Pais que sofrem de algum tipo de adoecimento mental, como depressão, síndrome de pânico, burnout, transtorno de ansiedade, e que não estão em tratamento podem vir a prejudicar essa relação familiar e fazer com que seus filhos recorram mais ainda ao ambiente de internet (redes sociais, whatsapp, jogos eletrônicos, streamings) como uma fuga.
Comportamentos de vícios tecnológicos como a Nomofobia, que se traduz pelo medo de ficar sem o celular, mesmo que por intervalos pequenos de tempo.
A parentalidade distraída pode já começar na amamentação, pelo termo em inglês breaxting, que seria “o ato contínuo de enviar mensagens de texto ou usar o smartphone/tablet enquanto amamenta”. A conexão entre mãe e bebê fica prejudicada quando a mãe está focada no dispositivo e não no filho, além de riscos a saúde que têm sido relacionados à proximidade contínua com os aparelhos.
Como ajudar
1. Nas organizações, estabelecer rodas de conversas com profissionais especializados em saúde física e mental como pediatras, psicólogos estudiosos e especialistas em dependências tecnológicas, psiquiatras para levar informações e conhecimentos para o ambiente corporativos.
2. Pais devem organizar e gerir a qualidade do tempo com seus filhos evitando o uso dos celulares, tablets e estabelecerem uma relação de contato olho no olho, diálogos, gestos que representem carinho e atenção.

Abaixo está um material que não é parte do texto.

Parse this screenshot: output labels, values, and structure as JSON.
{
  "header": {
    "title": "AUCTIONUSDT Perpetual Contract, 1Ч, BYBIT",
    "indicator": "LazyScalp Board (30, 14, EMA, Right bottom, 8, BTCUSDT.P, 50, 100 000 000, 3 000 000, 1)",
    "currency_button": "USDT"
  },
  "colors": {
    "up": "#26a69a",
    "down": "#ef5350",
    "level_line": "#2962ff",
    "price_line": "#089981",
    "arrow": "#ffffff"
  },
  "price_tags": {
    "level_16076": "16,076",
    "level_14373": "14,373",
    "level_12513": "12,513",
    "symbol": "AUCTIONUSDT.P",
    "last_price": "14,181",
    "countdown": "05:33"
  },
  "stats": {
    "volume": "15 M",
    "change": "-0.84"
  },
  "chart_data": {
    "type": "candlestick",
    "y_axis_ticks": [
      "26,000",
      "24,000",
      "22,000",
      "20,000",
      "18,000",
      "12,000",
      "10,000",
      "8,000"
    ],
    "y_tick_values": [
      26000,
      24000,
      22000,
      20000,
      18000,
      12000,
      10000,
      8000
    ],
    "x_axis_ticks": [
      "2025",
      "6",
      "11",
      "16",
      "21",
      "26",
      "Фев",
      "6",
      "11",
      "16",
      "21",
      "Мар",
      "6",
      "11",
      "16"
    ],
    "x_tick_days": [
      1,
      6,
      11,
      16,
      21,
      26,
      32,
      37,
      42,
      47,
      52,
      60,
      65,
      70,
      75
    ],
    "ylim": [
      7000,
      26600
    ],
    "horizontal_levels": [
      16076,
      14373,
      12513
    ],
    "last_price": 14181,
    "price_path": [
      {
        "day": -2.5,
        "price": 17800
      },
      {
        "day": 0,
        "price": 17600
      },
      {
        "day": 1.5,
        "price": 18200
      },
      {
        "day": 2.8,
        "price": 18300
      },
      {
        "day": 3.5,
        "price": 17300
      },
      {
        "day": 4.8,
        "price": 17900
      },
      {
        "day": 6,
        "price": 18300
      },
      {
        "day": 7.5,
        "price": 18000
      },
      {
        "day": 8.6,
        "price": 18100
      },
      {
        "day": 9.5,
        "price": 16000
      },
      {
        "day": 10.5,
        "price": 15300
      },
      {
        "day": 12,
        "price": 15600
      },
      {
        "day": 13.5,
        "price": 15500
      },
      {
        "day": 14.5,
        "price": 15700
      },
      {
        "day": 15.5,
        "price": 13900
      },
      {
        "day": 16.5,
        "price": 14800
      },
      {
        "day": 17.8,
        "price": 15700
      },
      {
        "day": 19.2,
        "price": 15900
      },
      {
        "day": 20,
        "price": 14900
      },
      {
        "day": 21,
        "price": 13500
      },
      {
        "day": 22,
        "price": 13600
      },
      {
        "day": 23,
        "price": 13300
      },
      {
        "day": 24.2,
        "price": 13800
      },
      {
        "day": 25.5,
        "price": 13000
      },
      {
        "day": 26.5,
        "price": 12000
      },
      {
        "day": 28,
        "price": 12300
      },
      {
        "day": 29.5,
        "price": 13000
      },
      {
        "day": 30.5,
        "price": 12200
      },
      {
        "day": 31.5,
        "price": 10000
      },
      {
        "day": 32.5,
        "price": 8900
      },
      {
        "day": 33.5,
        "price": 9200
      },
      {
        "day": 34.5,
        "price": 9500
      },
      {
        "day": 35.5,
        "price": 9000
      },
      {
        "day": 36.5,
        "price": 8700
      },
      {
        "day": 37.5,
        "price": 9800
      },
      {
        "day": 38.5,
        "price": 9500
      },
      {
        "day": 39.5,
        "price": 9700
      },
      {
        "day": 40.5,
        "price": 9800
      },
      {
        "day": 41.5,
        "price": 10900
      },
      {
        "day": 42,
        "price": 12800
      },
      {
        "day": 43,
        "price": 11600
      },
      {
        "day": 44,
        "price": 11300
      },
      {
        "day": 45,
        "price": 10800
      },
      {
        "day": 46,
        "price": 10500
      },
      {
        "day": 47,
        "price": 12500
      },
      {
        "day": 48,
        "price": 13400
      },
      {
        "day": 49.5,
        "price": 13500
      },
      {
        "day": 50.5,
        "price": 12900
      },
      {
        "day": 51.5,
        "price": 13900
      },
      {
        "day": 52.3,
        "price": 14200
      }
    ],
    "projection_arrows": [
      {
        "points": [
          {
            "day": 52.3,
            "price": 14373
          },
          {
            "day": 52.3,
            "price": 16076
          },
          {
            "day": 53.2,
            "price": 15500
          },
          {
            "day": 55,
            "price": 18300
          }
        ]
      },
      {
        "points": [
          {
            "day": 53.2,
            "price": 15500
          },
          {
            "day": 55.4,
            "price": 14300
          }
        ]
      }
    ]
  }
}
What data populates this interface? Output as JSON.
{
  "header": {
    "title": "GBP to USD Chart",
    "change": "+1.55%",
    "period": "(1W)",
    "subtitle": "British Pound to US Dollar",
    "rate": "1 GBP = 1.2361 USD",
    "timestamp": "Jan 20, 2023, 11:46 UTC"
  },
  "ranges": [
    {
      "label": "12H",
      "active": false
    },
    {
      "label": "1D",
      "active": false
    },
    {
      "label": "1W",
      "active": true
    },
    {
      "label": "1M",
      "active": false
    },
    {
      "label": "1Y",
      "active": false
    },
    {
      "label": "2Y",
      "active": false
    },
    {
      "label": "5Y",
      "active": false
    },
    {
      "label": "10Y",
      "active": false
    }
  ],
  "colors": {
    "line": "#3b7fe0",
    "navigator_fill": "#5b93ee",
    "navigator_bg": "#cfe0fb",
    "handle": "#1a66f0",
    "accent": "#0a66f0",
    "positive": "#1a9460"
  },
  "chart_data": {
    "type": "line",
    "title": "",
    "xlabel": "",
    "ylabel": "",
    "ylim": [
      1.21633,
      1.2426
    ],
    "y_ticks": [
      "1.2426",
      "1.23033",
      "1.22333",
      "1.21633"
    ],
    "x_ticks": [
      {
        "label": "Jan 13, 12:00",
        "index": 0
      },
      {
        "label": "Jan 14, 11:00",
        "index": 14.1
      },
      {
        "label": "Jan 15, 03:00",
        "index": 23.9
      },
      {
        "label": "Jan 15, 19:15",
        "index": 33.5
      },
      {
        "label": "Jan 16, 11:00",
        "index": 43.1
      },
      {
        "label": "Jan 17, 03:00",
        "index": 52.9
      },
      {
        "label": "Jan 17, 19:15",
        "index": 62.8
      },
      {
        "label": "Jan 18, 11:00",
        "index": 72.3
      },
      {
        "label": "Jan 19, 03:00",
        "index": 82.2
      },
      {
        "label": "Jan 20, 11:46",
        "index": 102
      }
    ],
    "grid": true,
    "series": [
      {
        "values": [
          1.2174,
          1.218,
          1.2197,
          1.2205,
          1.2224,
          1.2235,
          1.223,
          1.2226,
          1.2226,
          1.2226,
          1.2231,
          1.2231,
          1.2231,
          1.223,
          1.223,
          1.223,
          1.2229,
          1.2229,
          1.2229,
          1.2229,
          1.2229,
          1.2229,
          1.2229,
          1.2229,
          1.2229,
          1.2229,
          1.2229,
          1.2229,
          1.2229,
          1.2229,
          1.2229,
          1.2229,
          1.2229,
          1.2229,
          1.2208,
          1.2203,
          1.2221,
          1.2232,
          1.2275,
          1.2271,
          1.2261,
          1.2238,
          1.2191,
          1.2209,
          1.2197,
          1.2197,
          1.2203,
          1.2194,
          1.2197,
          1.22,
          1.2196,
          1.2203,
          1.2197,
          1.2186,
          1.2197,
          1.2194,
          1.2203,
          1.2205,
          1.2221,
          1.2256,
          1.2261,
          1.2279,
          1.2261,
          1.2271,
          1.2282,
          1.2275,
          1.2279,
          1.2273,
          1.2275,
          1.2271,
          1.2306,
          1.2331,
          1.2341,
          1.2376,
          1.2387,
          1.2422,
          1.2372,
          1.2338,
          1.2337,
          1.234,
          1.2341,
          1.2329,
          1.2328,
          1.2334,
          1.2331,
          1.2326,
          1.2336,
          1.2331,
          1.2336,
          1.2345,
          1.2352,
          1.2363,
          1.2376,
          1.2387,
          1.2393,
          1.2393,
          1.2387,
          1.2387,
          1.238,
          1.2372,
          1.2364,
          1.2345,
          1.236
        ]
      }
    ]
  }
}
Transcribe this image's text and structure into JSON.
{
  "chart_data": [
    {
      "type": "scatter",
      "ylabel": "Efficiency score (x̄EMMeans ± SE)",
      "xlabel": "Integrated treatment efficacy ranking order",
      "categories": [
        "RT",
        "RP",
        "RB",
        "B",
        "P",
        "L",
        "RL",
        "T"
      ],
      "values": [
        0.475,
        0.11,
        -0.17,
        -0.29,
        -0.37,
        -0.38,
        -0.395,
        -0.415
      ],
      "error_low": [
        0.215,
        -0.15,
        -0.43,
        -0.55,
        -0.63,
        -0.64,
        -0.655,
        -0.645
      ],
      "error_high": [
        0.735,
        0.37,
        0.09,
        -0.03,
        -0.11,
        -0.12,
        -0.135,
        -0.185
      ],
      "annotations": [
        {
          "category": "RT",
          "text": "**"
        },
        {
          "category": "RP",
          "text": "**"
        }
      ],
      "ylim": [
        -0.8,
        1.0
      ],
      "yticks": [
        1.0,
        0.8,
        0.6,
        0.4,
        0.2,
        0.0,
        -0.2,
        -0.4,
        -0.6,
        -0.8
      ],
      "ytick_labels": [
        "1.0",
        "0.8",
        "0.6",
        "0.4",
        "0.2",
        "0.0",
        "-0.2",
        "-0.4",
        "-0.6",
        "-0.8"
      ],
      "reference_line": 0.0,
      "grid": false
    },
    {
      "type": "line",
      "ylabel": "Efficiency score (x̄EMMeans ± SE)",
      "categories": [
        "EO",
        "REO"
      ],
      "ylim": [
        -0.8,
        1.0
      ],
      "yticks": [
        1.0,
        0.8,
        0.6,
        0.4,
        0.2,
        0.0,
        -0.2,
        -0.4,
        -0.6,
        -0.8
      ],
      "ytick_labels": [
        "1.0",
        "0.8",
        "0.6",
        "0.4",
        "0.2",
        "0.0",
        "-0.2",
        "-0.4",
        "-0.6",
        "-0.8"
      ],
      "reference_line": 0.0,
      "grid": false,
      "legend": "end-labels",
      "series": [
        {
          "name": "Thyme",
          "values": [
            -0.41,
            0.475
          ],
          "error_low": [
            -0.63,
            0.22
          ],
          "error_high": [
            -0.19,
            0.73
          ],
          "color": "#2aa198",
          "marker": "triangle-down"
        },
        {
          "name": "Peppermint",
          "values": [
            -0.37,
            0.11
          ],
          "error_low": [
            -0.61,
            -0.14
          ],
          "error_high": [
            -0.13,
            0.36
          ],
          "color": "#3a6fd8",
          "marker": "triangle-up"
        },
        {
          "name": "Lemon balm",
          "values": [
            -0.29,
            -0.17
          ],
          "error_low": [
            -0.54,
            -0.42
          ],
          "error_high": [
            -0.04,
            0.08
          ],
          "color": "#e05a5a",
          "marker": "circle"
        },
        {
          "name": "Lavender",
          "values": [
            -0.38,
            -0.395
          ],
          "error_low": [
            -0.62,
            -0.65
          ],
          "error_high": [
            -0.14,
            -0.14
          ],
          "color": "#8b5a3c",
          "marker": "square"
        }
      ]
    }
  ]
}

3. Conversar regularmente sobre telas e mídias sociais. Estabelecer tempo de uso, por exemplo a Sociedade Brasileira de Pediatria recomende que crianças com menos de 10 anos não passem mais de 2 horas diárias em frente às telas.
4. Criar momentos mais off-line, ou seja, experiências mais vivencias como brincadeiras ao ar livre, práticas esportivas e atividades sociais.
Encerro esta coluna no intuito de ampliar a consciência de vocês e das empresas sobre o uso abusivo de telas que prejudica todo mundo: o adulto, a criança, a relação entre pais e filhos, a relação com outras pessoas. Além disso, compromete negativamente a vida profissional e o ambiente do trabalho.